One funny thing about the guide: parts of it read like they were written by a language model with a PhD in Poetry. Words like “asynchronously” and “recursively” are common in the AI world - but they’re still abstract to the average user. If Gemini veers too simple, ChatGPT veers a little jargony.
(Recursive asynchronous prompting just means the AI loops back to rethink its answer, and on its own.)
Here’s another fun excerpt:
“Section summaries can be concatenated and summarized, producing summaries of summaries.”
And this is why I don’t think AI should ever write a newsletter about AI, too many multisyllabic words in sequence.
That said, OpenAI’s “cookbooks” - which offer applied examples - are easier to read and worth checking out if the main guide feels too academic.
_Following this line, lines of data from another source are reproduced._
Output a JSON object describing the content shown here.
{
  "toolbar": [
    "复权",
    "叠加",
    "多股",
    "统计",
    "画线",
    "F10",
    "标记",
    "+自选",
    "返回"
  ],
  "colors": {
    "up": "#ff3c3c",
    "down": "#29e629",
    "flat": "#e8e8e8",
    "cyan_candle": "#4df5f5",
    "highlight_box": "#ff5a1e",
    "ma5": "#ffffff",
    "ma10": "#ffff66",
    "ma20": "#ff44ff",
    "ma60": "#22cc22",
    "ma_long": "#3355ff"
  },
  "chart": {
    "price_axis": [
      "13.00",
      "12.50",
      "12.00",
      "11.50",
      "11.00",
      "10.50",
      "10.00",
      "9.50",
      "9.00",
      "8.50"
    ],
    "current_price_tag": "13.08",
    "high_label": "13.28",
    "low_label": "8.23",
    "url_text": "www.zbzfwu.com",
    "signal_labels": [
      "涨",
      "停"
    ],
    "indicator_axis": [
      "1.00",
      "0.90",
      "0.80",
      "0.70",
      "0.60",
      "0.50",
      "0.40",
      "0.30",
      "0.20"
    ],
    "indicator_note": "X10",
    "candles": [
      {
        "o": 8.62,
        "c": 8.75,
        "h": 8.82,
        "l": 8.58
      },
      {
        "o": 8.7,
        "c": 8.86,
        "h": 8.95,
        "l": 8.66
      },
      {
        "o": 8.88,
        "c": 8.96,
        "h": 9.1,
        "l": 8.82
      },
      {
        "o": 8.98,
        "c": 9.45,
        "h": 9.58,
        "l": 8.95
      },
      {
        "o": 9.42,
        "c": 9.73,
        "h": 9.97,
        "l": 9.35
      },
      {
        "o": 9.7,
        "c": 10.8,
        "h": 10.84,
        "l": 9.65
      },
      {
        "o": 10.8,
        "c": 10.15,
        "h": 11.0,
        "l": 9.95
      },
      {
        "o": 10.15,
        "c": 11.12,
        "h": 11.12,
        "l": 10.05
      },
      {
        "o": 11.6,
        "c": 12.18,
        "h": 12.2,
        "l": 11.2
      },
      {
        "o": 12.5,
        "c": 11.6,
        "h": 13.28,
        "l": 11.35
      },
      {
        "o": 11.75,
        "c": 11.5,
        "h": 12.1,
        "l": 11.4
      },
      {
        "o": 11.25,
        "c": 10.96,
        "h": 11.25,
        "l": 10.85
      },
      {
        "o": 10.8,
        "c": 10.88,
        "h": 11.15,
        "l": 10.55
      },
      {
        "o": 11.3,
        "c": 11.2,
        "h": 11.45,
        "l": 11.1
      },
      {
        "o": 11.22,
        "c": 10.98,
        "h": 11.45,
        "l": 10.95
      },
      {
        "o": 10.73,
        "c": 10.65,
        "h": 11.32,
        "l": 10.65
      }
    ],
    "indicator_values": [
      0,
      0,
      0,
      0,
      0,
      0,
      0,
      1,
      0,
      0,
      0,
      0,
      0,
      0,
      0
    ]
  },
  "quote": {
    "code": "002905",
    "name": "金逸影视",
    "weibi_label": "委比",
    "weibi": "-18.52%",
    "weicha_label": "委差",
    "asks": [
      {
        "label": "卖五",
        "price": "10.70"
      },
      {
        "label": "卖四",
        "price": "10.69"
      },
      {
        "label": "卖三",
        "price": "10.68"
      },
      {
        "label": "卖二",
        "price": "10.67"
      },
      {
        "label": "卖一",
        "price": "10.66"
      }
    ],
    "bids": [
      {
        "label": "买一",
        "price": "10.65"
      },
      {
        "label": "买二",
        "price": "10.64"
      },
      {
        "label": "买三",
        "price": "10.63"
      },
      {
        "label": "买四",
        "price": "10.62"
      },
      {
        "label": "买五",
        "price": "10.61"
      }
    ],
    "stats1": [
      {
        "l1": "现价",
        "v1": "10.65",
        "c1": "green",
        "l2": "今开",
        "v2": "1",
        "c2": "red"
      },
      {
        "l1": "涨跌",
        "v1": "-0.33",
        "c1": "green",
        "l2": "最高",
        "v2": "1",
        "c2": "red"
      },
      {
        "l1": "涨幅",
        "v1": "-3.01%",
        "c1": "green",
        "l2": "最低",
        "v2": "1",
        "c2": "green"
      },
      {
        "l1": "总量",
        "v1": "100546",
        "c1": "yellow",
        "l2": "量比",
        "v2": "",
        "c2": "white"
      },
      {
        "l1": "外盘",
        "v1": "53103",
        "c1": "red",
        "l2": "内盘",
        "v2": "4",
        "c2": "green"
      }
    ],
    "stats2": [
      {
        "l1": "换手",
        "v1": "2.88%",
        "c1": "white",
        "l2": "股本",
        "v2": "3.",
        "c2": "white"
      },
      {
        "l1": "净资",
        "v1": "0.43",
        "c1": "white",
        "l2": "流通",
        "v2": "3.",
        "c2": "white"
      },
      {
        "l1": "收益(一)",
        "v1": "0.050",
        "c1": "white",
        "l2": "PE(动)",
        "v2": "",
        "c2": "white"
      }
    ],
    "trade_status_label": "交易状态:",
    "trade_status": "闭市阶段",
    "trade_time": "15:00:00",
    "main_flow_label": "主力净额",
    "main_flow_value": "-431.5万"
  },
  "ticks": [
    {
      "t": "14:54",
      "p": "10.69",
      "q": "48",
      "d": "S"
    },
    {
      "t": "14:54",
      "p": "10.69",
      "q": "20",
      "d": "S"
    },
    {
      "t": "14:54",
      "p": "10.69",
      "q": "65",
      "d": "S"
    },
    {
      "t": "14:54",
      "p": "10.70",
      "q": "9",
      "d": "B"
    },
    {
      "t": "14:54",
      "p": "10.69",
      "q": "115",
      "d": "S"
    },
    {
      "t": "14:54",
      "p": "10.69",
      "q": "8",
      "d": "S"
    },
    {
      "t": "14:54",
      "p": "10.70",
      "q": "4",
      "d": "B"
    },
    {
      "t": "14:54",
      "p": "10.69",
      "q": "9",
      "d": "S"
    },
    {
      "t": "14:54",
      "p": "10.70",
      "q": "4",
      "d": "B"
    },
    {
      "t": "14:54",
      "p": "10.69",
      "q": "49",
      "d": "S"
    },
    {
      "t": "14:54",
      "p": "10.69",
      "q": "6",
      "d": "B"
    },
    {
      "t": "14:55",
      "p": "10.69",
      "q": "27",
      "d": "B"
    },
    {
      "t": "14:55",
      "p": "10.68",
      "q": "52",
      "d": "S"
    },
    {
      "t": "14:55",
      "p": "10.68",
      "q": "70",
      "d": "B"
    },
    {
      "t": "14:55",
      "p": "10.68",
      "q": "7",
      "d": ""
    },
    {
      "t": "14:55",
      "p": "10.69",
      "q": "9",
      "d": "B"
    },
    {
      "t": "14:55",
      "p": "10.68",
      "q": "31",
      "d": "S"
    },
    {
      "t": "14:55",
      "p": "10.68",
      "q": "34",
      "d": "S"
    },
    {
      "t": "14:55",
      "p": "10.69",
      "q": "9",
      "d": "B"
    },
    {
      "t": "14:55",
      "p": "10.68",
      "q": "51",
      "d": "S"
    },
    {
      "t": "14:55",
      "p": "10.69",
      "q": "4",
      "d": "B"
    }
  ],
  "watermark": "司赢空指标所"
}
My guess here is predominantly LLM-written with some light oversight by a technical human or product marketer. And that makes sense for an audience of engineers and developers.
Claude by Anthropic
Next up is Claude, and yes - some of the prompt engineering content here is aimed at coders. But there's still plenty of guidance that non-technical users can learn from.
Anthropic offers a few standout tools:
Console - a prompt generator you can use directly in your browser
Templates - prebuilt for different use cases
Prompt Improver - which edits your prompts to make them clearer and more effective
I appreciated how thoughtfully this guide was written. It reads like it was shaped by technical writers - there’s structure and clarity, but no unnecessary jargon.
The core advice is familiar by now:
Be clear and direct
Use multi-shot prompting (their term for what OpenAI calls few-shot)
Let Claude “think” through problems - a version of Chain-of-Thought prompting
Claude also now supports tone adjustments - you can ask it to respond more casually, diplomatically, or even "with more warmth." This puts even more power in the hands of the prompt writer, especially in high-context or human-centered work.
Of the three, Claude feels the most like it wants to help you get better at prompting - not just get an answer. My guess is it’s LLM-drafted but heavily structured by technical writers. It feels written for thoughtful professionals and curious builders - people who want a collaborative AI, not just a transactional one.
Final Thoughts
You don’t need to speak fluent tech to prompt well. You just need clarity of thought, a little structure, and a sense of what you’re actually asking for.
That’s the thread all three guides share:
Good prompting isn’t about tricking the machine. It’s about thinking clearly enough to ask the right questions.
And maybe that’s the point: prompting is less about tools and more about thinking out loud. If that’s the case, we might all get better at both. Good prompting is just clear thinking, turned inside out.